Down the corridor one will find a door marked Family Law Information Centre.
There they'll find what they need to avoid having the assets of their marriage divided in litigation that will see a large part of those assets diverted to legal costs. Divorce is devastating, and shouldn't have financial tragedy heaped on it.
The legal community knows that. That's why the centre is funded by the Ministry of the Attorney General.
It opened Nov. 15, 1999, and has become an operation with 12 available mediators covering Ottawa, Cornwall and Brockville.
It charges a user fee geared to income. The contract to run the centre was won by Unified Family Court Mediation Professionals, an agency headed by Ken Swinburne.

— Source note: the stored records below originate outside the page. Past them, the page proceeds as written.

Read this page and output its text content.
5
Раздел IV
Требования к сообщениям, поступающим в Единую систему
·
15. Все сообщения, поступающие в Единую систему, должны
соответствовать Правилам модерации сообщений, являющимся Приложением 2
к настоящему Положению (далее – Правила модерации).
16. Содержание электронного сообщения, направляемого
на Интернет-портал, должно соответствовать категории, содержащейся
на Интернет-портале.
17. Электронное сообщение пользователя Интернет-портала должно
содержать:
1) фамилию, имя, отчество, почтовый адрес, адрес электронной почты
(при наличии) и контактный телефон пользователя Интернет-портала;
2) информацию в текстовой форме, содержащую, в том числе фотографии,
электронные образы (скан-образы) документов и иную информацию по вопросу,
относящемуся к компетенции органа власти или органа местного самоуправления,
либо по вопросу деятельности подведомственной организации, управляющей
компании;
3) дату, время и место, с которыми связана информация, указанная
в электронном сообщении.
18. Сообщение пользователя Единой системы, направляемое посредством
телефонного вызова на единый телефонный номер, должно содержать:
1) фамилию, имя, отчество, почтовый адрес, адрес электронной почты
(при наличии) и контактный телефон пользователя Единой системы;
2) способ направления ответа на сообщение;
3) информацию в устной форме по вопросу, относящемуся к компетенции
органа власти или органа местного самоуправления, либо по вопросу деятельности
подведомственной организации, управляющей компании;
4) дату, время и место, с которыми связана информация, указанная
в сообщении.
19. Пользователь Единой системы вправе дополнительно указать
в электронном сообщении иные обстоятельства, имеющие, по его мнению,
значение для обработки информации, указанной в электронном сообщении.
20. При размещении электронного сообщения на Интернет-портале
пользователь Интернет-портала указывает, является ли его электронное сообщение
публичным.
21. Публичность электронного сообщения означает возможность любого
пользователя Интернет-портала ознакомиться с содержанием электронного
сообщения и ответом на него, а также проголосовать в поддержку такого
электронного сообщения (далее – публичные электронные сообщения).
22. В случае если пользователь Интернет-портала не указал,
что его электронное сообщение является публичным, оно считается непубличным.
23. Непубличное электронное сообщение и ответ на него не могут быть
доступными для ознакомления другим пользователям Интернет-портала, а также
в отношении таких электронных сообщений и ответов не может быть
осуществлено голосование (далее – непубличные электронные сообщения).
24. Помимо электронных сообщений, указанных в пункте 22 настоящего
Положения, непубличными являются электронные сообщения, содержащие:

Couples using the centre can be referred to other mediation operations like the Family and Divorce Mediation Centre on Gladstone Avenue, or the ADR Centre (alternative dispute resolution) on Bank Street. In any of these the emphasis will be on avoiding costly litigation.
Family court is not included in the long list of courts that make mediation mandatory. Children are stakeholders in a family split and it's money needed by them that will be lost to legal fees.
In 1991, Justice Minister Anne McLellan went on record to say she was opposed to mandatory family mediation because it helped men dominate women. She was then a professor at the University of Alberta and wrote a paper for the Alberta Council on Women's Issues entitled Women and the Process of Constitutional Reform.
"Some legislatures may choose to impose a presumption of joint custody and mandatory mediation in the resolution of family disputes .... An increasing number of commentators now suggest that joint custody may simply perpetuate the influence and domination of men over the lives of women."
The ADR Centre recently established a program it calls FIT (families in transition). The plan is to have soon-to-be-single couples sit down with a mediator, a financial expert, and one lawyer.
Ask questions. Find out what it will cost to have two lawyers presenting different claims through a lengthy court process in which a judge will have the final word.
Get an idea of the parameters within which current judgments are handed down, and how much it will cost to get there.
Lawyer John Webster recently took part in a FIT session and admits he had doubts going in, but became a convert.
"It just makes more sense to pay one lawyer to give advice, than pay two to argue about it."
The couple involved in that divorce were breaking up a 22-year marriage. There were no children. Asking for anonymity, they say flatly, the old way of litigation, should be banned. He had experience in undoing a previous marriage when litigation was the only path.
Mediator Swinburne says he's encouraged by the growing trend to use mediation and says the centre will likely expand.
It has so far handled 30,000 requests for information, and it's a good bet most couples, armed with a little information, will avoid litigation.
"We now find many of our cases are referrals from judges. They can at any point divert disputing couples to mediation."
Lawyer Ernie Tannis is the founder of the ADR Centre and has devoted most of his career to convincing fellow lawyers about the benefits of ADR.
If family courts aren't making mediation mandatory, as most other courts have, then it's up to public education to get around the financially ruinous litigation method.
The information gap is the major block. When a marriage fails there's pain and anger. In an effort to help, friends will recommend a tough lawyer. Litigation is more about hurting than solving. Friends should recommend their own shoulders to lean on for pain relief, and mediation for financial reasons.